How can we solve this problem?

def generate(self, input_data: str, temperature):
        inputs = self.tokenizer(input_data, return_tensors="pt").to(self.device)
        with torch.no_grad():
            outputs = self.model.generate(
                **inputs,
                max_new_tokens= 4096, #self.max_new_tokens, #1024
                return_dict_in_generate=True,
                output_scores=True,
                output_hidden_states=True,
                temperature=temperature,
                do_sample=True,
                stopping_criteria=None,
                pad_token_id=self.tokenizer.eos_token_id,
            )
        
        full_answer = self.tokenizer.decode(
            outputs.sequences[0], skip_special_tokens=False)

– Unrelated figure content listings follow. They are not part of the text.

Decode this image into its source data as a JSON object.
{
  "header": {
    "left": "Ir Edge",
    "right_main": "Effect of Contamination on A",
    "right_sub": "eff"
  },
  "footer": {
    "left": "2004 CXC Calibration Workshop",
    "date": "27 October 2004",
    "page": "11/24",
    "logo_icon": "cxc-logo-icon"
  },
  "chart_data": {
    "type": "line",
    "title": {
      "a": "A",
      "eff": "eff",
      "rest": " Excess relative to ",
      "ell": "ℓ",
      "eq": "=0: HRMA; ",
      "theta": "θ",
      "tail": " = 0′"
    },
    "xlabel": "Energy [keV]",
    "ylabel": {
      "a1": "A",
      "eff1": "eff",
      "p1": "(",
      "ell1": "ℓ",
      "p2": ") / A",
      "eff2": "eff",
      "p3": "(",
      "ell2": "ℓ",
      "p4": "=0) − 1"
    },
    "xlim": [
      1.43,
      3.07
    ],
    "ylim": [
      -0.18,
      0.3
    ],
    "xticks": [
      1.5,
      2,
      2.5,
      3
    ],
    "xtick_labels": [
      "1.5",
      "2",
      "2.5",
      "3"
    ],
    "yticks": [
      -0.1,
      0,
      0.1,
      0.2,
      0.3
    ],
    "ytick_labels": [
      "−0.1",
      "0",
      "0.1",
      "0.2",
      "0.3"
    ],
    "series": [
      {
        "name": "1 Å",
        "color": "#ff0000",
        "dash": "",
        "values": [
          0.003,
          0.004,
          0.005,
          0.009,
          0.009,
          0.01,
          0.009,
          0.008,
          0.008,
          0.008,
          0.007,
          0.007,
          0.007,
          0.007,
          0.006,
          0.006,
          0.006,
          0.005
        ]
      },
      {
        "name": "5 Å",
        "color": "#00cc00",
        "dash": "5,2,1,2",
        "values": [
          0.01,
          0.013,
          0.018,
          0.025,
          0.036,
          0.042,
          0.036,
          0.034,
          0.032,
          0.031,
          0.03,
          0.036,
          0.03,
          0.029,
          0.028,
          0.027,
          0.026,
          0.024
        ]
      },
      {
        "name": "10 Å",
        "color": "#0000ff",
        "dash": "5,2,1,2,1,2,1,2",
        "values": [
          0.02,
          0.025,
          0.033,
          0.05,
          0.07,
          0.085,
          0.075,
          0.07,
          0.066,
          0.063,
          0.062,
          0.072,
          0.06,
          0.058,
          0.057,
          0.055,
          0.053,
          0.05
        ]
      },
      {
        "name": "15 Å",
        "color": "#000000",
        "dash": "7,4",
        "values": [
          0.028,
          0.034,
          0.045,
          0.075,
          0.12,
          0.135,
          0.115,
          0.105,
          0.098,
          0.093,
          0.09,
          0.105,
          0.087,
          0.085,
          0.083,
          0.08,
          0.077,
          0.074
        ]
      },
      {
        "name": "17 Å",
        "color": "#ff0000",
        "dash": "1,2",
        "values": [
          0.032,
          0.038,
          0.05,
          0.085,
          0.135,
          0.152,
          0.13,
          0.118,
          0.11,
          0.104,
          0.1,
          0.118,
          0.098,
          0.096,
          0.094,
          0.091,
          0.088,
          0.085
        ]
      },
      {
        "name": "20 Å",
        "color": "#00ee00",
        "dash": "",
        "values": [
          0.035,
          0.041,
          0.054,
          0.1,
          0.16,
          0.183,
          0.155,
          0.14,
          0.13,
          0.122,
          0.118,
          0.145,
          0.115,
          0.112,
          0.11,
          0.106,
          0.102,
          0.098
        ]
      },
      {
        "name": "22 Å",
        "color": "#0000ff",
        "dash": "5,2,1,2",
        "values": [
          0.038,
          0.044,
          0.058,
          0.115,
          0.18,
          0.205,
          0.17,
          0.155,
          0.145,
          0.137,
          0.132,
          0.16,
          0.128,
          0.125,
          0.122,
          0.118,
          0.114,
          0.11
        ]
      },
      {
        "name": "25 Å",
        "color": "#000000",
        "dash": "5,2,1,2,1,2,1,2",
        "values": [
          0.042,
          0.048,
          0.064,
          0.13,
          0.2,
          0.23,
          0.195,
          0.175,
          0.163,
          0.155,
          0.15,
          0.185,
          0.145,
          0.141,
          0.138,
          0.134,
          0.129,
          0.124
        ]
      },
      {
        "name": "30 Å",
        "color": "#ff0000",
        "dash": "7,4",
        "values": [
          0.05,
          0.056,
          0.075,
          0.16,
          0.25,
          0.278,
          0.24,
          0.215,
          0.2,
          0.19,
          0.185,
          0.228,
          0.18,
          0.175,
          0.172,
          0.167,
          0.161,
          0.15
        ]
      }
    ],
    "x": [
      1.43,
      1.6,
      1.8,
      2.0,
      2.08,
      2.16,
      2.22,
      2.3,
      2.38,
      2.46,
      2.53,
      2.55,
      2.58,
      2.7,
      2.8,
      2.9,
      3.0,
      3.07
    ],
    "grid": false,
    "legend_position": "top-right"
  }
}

To run generation, i’d suggest looking here: optimum-habana/examples/text-generation at main · huggingface/optimum-habana · GitHub

specifically we pass in a generation_config that makes the run optimal for HPU:

You can put a breakpount/pdb before this line and checkout generation_config when running a command like:

PT_ENABLE_INT64_SUPPORT=1 python run_generation.py --model_name_or_path meta-llama/Llama-3.1-8B-Instruct --trim_logits --use_kv_cache --attn_softmax_bf16 --bf16 --bucket_internal  --bucket_size=128  --use_flash_attention --flash_attention_recompute --batch_size 16 --max_input_tokens 2048 --max_new_tokens 2048

Also you may need warmup to be more performant (but that shouldnt change accuracy)

Still same issue occurs even I put the generation config.

what settings of generation config did you use?

Hi, can you try one of the below?

  1. Set skip_special_tokens=True at self.tokenizer.decode that will remove all eot_id tokens
  2. add ignore_eos=True, and lazy_mode=True at self.model.generate, this would remove all eot_id tokens and performance is better.